次黄嘌呤磷酸核糖转移酶 (HPRT) 缺陷导致 Lesch-Nyhan 病 (LND)。HPRT 缺陷与 LND 中的自伤行为之间的联系尚不清楚。HPRT 缺陷的大鼠 B103 神经母细胞瘤细胞可作为 LND 的模型系统。在 B103 细胞膜中,HPRT 缺陷与基础和鸟苷三磷酸刺激的腺苷酸环化酶 (AC) 活性降低有关 (Pinto 和 Seifert,J Neurochem 96:454-459, 2006)。由于重组 AC2 具有很高的基础活性,我们检验了 AC2 功能和表达在 HPRT 缺陷中受损的假设。我们研究了 B103 细胞膜中的 AC 调节、完整 B103 细胞中的 cAMP 积累、AC 同工型表达,并进行了形态学研究。
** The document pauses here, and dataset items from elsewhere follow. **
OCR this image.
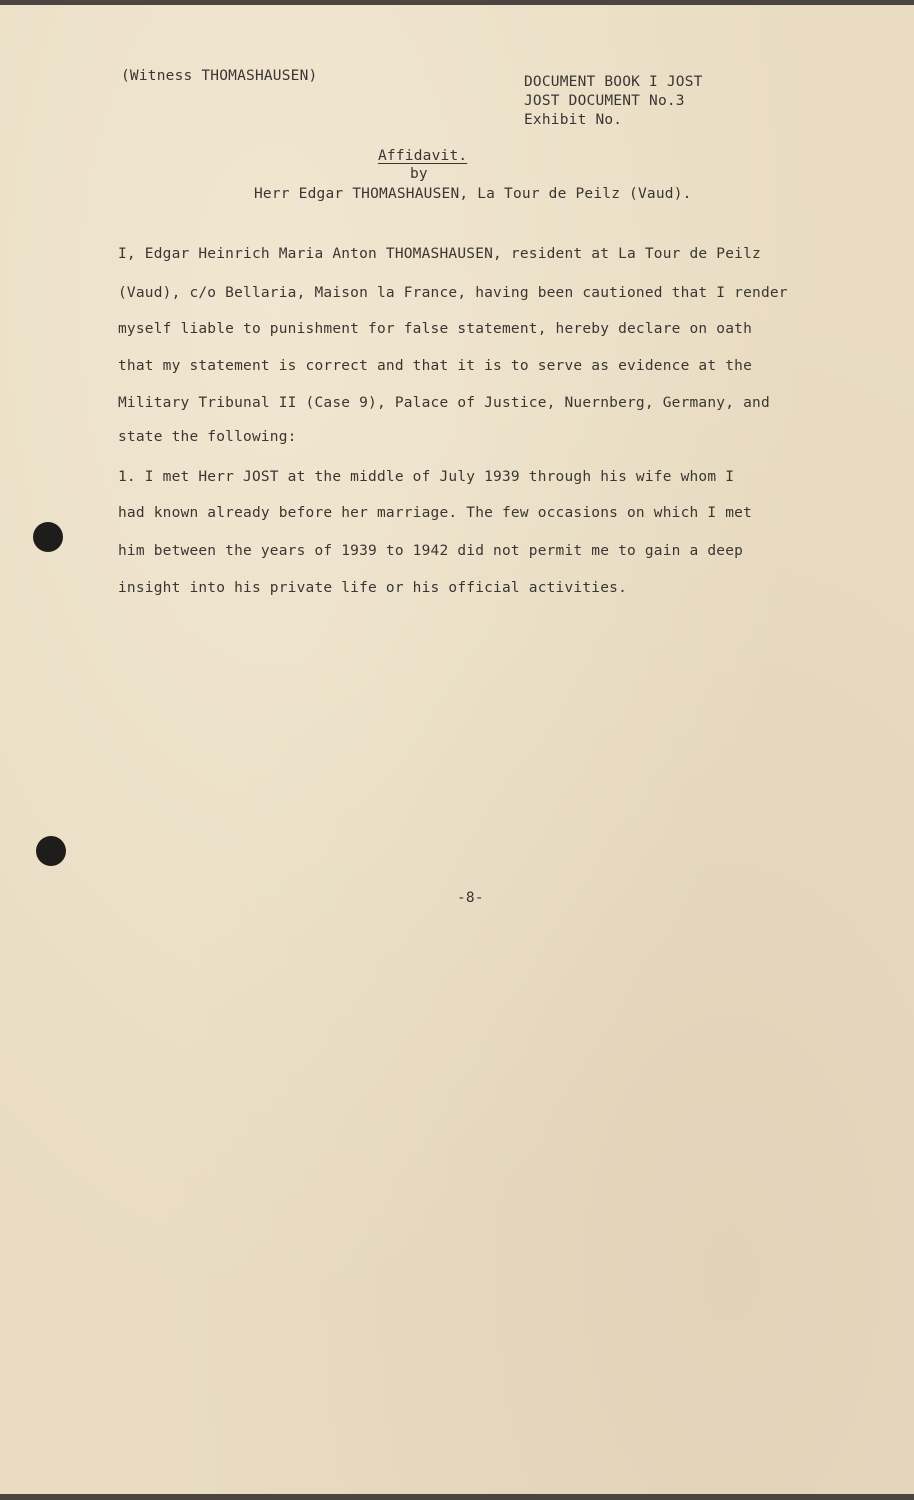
(Witness THOMASHAUSEN)	DOCUMENT BOOK I JOST
JOST DOCUMENT No.3
Exhibit No.
Affidavit.
by
Herr Edgar THOMASHAUSEN, La Tour de Peilz (Vaud).
I, Edgar Heinrich Maria Anton THOMASHAUSEN, resident at La Tour de Peilz
(Vaud), c/o Bellaria, Maison la France, having been cautioned that I render
myself liable to punishment for false statement, hereby declare on oath
that my statement is correct and that it is to serve as evidence at the
Military Tribunal II (Case 9), Palace of Justice, Nuernberg, Germany, and
state the following:
1. I met Herr JOST at the middle of July 1939 through his wife whom I
had known already before her marriage. The few occasions on which I met
him between the years of 1939 to 1942 did not permit me to gain a deep
insight into his private life or his official activities.
-8-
作为最重要的药理学工具,我们使用了 4,4-二氟-4-硼-3a,4a-二氮杂-s-茚并菲醇 forskolin (BODIPY-FS),它抑制重组 AC2 但激活 ACs 1 和 5 (Erdorf 等人,Biochem Pharmacol 82:1673-1681, 2011)。在 B103 对照膜中,BODIPY-FS 降低了催化作用,但在 HPRT(-) 膜中,BODIPY-FS 则具有刺激性。2'(3')-O-(N-甲基邻氨基苯甲酰基) (MANT)-核苷 5'-[γ-硫]三磷酸对重组 ACs 1 和 5 的抑制作用比对 AC2 更强。在 B103 对照膜中,MANT-鸟苷 5'-[γ-硫]三磷酸对对照膜的抑制作用比对 HPRT(-) 膜的抑制作用弱。实时定量 PCR 显示,在 HPRT 缺陷中,AC2 几乎不存在。相比之下,AC5 上调。福司可林 (FS) 和 BODIPY-FS 诱导 B103 细胞聚类和圆化以及神经突延伸。FS 和 BODIPY-FS 的作用在对照细胞中比在 HPRT(-) 细胞中更为明显,表明 HPRT 缺陷中存在分化缺陷。FS 和 BODIPY-FS 均未显著改变完整 B103 细胞中的 cAMP 浓度。总的来说,我们的数据表明,B103 细胞中的 HPRT 缺陷与 AC2 功能和表达受损以及对 FS 和 BODIPY-FS 诱导的分化的敏感性降低有关。我们讨论了我们的数据对 LND 的病理生理意义。